"Women who made it 'home'": an exploratory study of the experiences of cognitively well women living in long-term care with cognitively impaired older adults
Keating, Bonnie M.
The meaning of ‘home’ for older adults in long-term care (LTC) settings is not well understood. Furthermore, how living with cognitively impaired older adults may affect the meaning of ‘home’ is under researched. The goal of this study was to explore how living with cognitively impaired older adults affects the meaning of ‘home’ for cognitively well female older adults residing in LTC. A convenience sample of eleven female cognitively well older adults was selected from four LTC settings in Winnipeg, Manitoba, Canada. The eleven women were interviewed to determine their meaning of ‘home’ prior to and following placement in the LTC setting.
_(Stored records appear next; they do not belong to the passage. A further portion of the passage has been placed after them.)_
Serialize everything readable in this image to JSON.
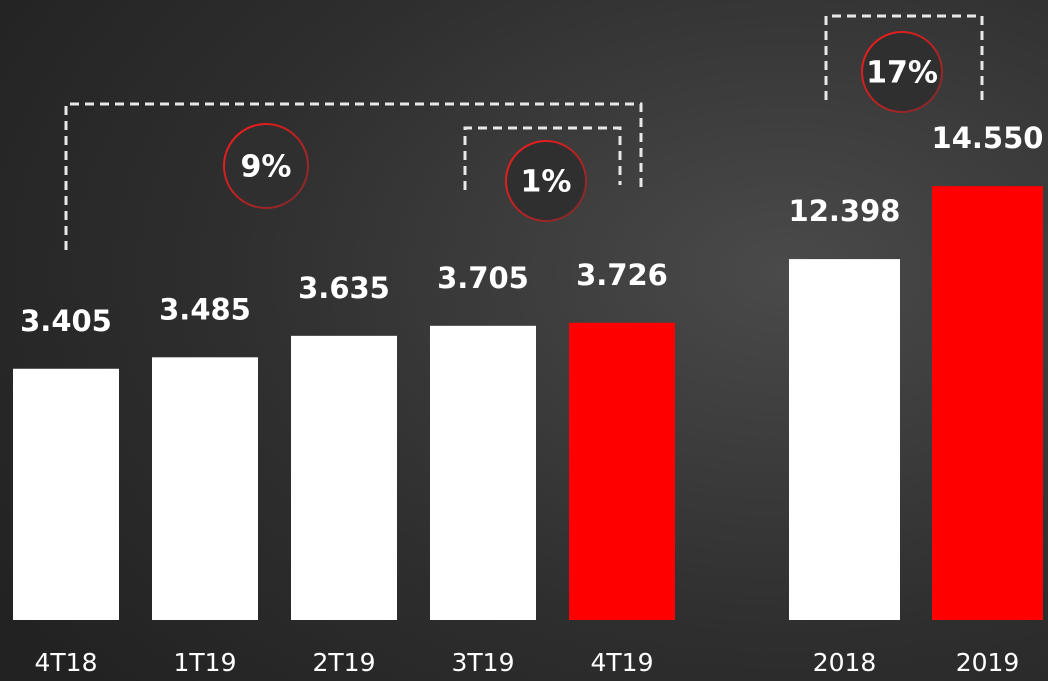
{
  "chart_data": [
    {
      "type": "bar",
      "categories": [
        "4T18",
        "1T19",
        "2T19",
        "3T19",
        "4T19"
      ],
      "values": [
        3405,
        3485,
        3635,
        3705,
        3726
      ],
      "value_labels": [
        "3.405",
        "3.485",
        "3.635",
        "3.705",
        "3.726"
      ],
      "colors": [
        "#ffffff",
        "#ffffff",
        "#ffffff",
        "#ffffff",
        "#ff0000"
      ],
      "ylim": [
        1650,
        4500
      ],
      "annotations": [
        "9%",
        "1%"
      ]
    },
    {
      "type": "bar",
      "categories": [
        "2018",
        "2019"
      ],
      "values": [
        12398,
        14550
      ],
      "value_labels": [
        "12.398",
        "14.550"
      ],
      "colors": [
        "#ffffff",
        "#ff0000"
      ],
      "ylim": [
        1750,
        16000
      ],
      "annotations": [
        "17%"
      ]
    }
  ]
}
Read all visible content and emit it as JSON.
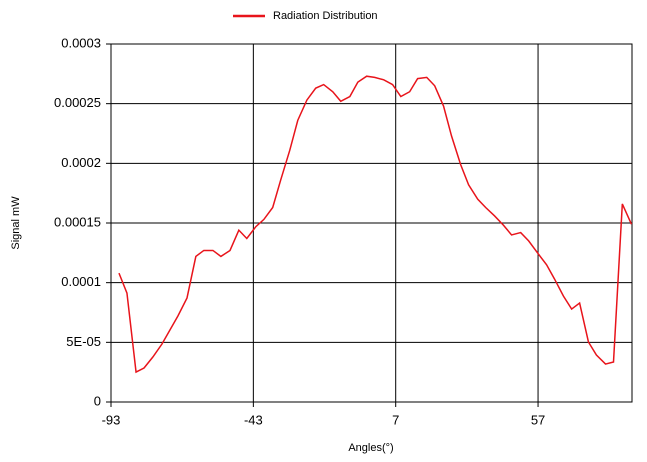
{
  "chart_data": {
    "type": "line",
    "legend": "top",
    "series": [
      {
        "name": "Radiation Distribution",
        "color": "#e8141b",
        "x": [
          -90.2,
          -87.4,
          -84.2,
          -81.4,
          -78.3,
          -75.1,
          -72.3,
          -69.5,
          -66.3,
          -63.2,
          -60.4,
          -57.2,
          -54.4,
          -51.2,
          -48.1,
          -45.3,
          -42.1,
          -39.3,
          -36.2,
          -33.4,
          -30.2,
          -27.4,
          -24.2,
          -21.1,
          -18.3,
          -15.1,
          -12.3,
          -9.1,
          -6.3,
          -3.2,
          -0.4,
          2.8,
          5.9,
          8.8,
          11.9,
          14.7,
          17.9,
          20.7,
          23.8,
          26.6,
          29.8,
          32.6,
          35.8,
          38.6,
          41.7,
          44.9,
          47.7,
          50.9,
          53.7,
          56.8,
          60.0,
          62.8,
          65.9,
          68.8,
          71.6,
          74.7,
          77.5,
          80.7,
          83.5,
          86.6,
          89.8
        ],
        "values": [
          0.000108,
          9.13e-05,
          2.51e-05,
          2.85e-05,
          3.77e-05,
          4.86e-05,
          6.03e-05,
          7.21e-05,
          8.72e-05,
          0.000122,
          0.000127,
          0.000127,
          0.000122,
          0.000127,
          0.000144,
          0.000137,
          0.000147,
          0.000153,
          0.000163,
          0.000186,
          0.000211,
          0.000236,
          0.000253,
          0.000263,
          0.000266,
          0.00026,
          0.000252,
          0.000256,
          0.000268,
          0.000273,
          0.000272,
          0.00027,
          0.000266,
          0.000256,
          0.00026,
          0.000271,
          0.000272,
          0.000265,
          0.000248,
          0.000223,
          0.000199,
          0.000182,
          0.00017,
          0.000163,
          0.000156,
          0.000148,
          0.00014,
          0.000142,
          0.000135,
          0.000125,
          0.000115,
          0.000103,
          8.88e-05,
          7.79e-05,
          8.29e-05,
          5.03e-05,
          3.94e-05,
          3.18e-05,
          3.35e-05,
          0.000166,
          0.000149
        ]
      }
    ],
    "x_label": "Angles(°)",
    "y_label": "Signal mW",
    "xlim": [
      -93,
      90
    ],
    "xticks": [
      -93,
      -43,
      7,
      57
    ],
    "ylim": [
      0,
      0.0003
    ],
    "yticks": [
      0,
      {
        "value": 5e-05,
        "label": "5E-05"
      },
      0.0001,
      0.00015,
      0.0002,
      0.00025,
      0.0003
    ],
    "grid": true
  }
}
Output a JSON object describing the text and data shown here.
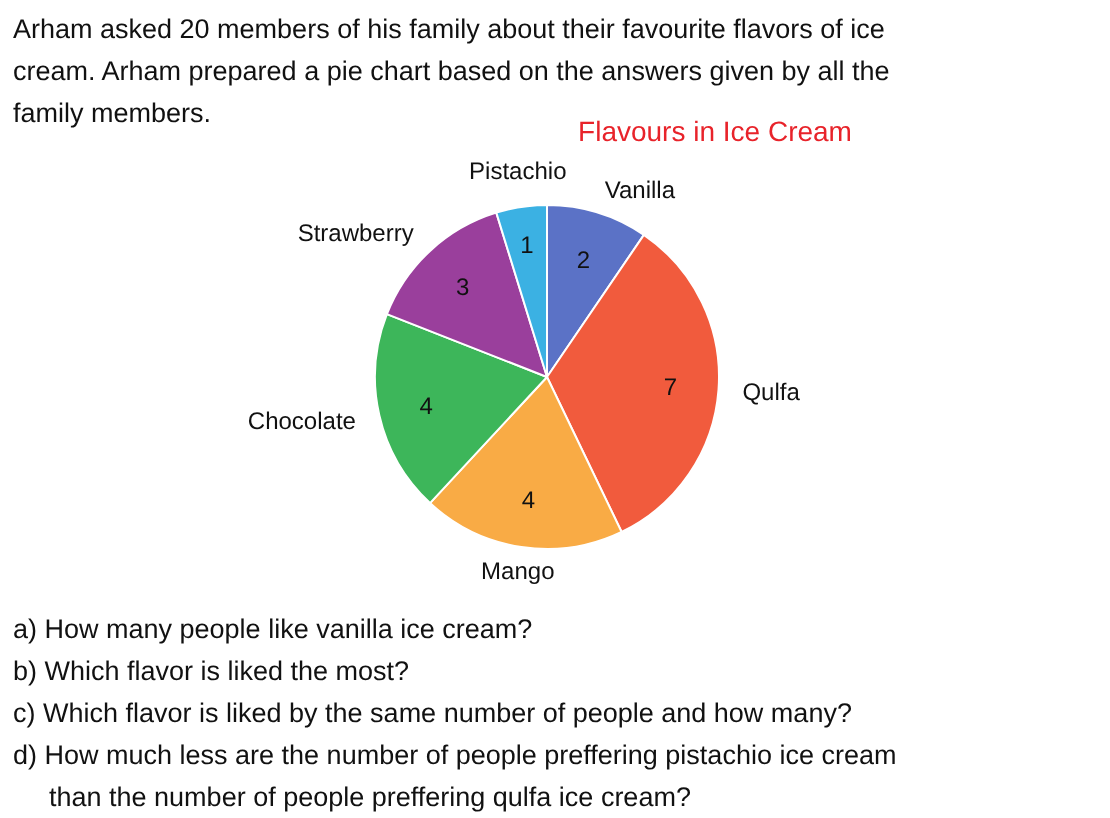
{
  "chart_data": {
    "type": "pie",
    "title": "Flavours in Ice Cream",
    "categories": [
      "Vanilla",
      "Qulfa",
      "Mango",
      "Chocolate",
      "Strawberry",
      "Pistachio"
    ],
    "values": [
      2,
      7,
      4,
      4,
      3,
      1
    ],
    "colors": [
      "#5b72c6",
      "#f15b3d",
      "#f9ab45",
      "#3db65a",
      "#9a3f9c",
      "#3bb1e3"
    ],
    "data_labels": true,
    "annotations": [
      "Arham asked 20 members of his family about their favourite flavors of ice cream. Arham prepared a pie chart based on the answers given by all the family members.",
      "a) How many people like vanilla ice cream?",
      "b) Which flavor is liked the most?",
      "c) Which flavor is liked by the same number of people and how many?",
      "d) How much less are the number of people preffering pistachio ice cream than the number of people preffering qulfa ice cream?"
    ]
  }
}
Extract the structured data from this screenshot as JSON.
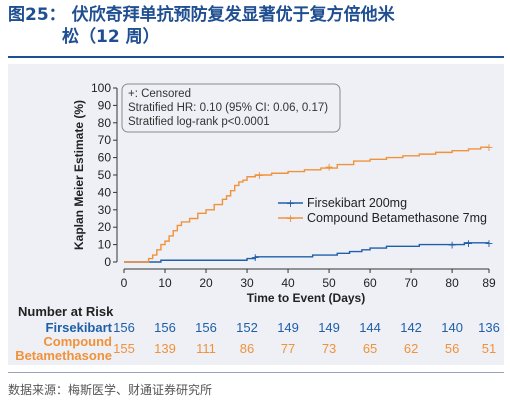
{
  "header": {
    "title_line1": "图25：  伏欣奇拜单抗预防复发显著优于复方倍他米",
    "title_line2": "松（12 周）"
  },
  "footer": {
    "source": "数据来源：梅斯医学、财通证券研究所"
  },
  "colors": {
    "title": "#1f4e91",
    "firsekibart": "#1f5fa8",
    "compound": "#f0923a",
    "panel": "#eef0f6"
  },
  "chart_data": {
    "type": "line",
    "subtype": "kaplan-meier",
    "xlabel": "Time to Event (Days)",
    "ylabel": "Kaplan Meier Estimate (%)",
    "xticks": [
      0,
      10,
      20,
      30,
      40,
      50,
      60,
      70,
      80,
      89
    ],
    "yticks": [
      0,
      10,
      20,
      30,
      40,
      50,
      60,
      70,
      80,
      90,
      100
    ],
    "xlim": [
      0,
      89
    ],
    "ylim": [
      0,
      100
    ],
    "grid": false,
    "legend_position": "right",
    "annotations": [
      "+: Censored",
      "Stratified HR: 0.10 (95% CI: 0.06, 0.17)",
      "Stratified log-rank p<0.0001"
    ],
    "series": [
      {
        "name": "Firsekibart 200mg",
        "color": "#1f5fa8",
        "points": [
          [
            0,
            0
          ],
          [
            8,
            0
          ],
          [
            9,
            1
          ],
          [
            29,
            1
          ],
          [
            30,
            2
          ],
          [
            32,
            3
          ],
          [
            44,
            3
          ],
          [
            46,
            4
          ],
          [
            52,
            5
          ],
          [
            55,
            6
          ],
          [
            58,
            7
          ],
          [
            60,
            8
          ],
          [
            64,
            9
          ],
          [
            70,
            9
          ],
          [
            72,
            10
          ],
          [
            81,
            10
          ],
          [
            83,
            11
          ],
          [
            89,
            11
          ]
        ],
        "censored": [
          [
            32,
            3
          ],
          [
            80,
            10
          ],
          [
            84,
            11
          ],
          [
            89,
            11
          ]
        ]
      },
      {
        "name": "Compound Betamethasone 7mg",
        "color": "#f0923a",
        "points": [
          [
            0,
            0
          ],
          [
            5,
            0
          ],
          [
            6,
            2
          ],
          [
            7,
            4
          ],
          [
            8,
            7
          ],
          [
            9,
            10
          ],
          [
            10,
            12
          ],
          [
            11,
            15
          ],
          [
            12,
            18
          ],
          [
            13,
            21
          ],
          [
            14,
            23
          ],
          [
            16,
            25
          ],
          [
            18,
            28
          ],
          [
            20,
            30
          ],
          [
            22,
            33
          ],
          [
            24,
            36
          ],
          [
            25,
            38
          ],
          [
            26,
            41
          ],
          [
            27,
            44
          ],
          [
            28,
            46
          ],
          [
            29,
            47
          ],
          [
            30,
            49
          ],
          [
            32,
            50
          ],
          [
            36,
            51
          ],
          [
            40,
            52
          ],
          [
            44,
            53
          ],
          [
            48,
            54
          ],
          [
            52,
            56
          ],
          [
            56,
            58
          ],
          [
            60,
            59
          ],
          [
            64,
            60
          ],
          [
            68,
            61
          ],
          [
            72,
            62
          ],
          [
            76,
            63
          ],
          [
            80,
            64
          ],
          [
            84,
            65
          ],
          [
            87,
            66
          ],
          [
            89,
            66
          ]
        ],
        "censored": [
          [
            33,
            50
          ],
          [
            50,
            55
          ],
          [
            89,
            66
          ]
        ]
      }
    ],
    "risk_table": {
      "header": "Number at Risk",
      "times": [
        0,
        10,
        20,
        30,
        40,
        50,
        60,
        70,
        80,
        89
      ],
      "rows": [
        {
          "label": "Firsekibart",
          "values": [
            "156",
            "156",
            "156",
            "152",
            "149",
            "149",
            "144",
            "142",
            "140",
            "136"
          ]
        },
        {
          "label_line1": "Compound",
          "label_line2": "Betamethasone",
          "values": [
            "155",
            "139",
            "111",
            "86",
            "77",
            "73",
            "65",
            "62",
            "56",
            "51"
          ]
        }
      ]
    }
  }
}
Two key questions posed to the women were, “Do you consider (name of LTC setting) to be ‘home’?” and “How does living with confused people affect the meaning of home?” Eight of the women considered the LTC setting where they reside to be ‘home’. Nine of the women indicated that living with cognitively impaired older adults does not affect their meaning of ‘home’. These findings suggest two things. First, that most cognitively well female older adults create a new ‘home’ for themselves when they move to the LTC setting. Second, that many cognitively well female older adults demonstrate compassion and acceptance of living with fellow residents who have cognitive impairment and may exhibit disruptive behaviours.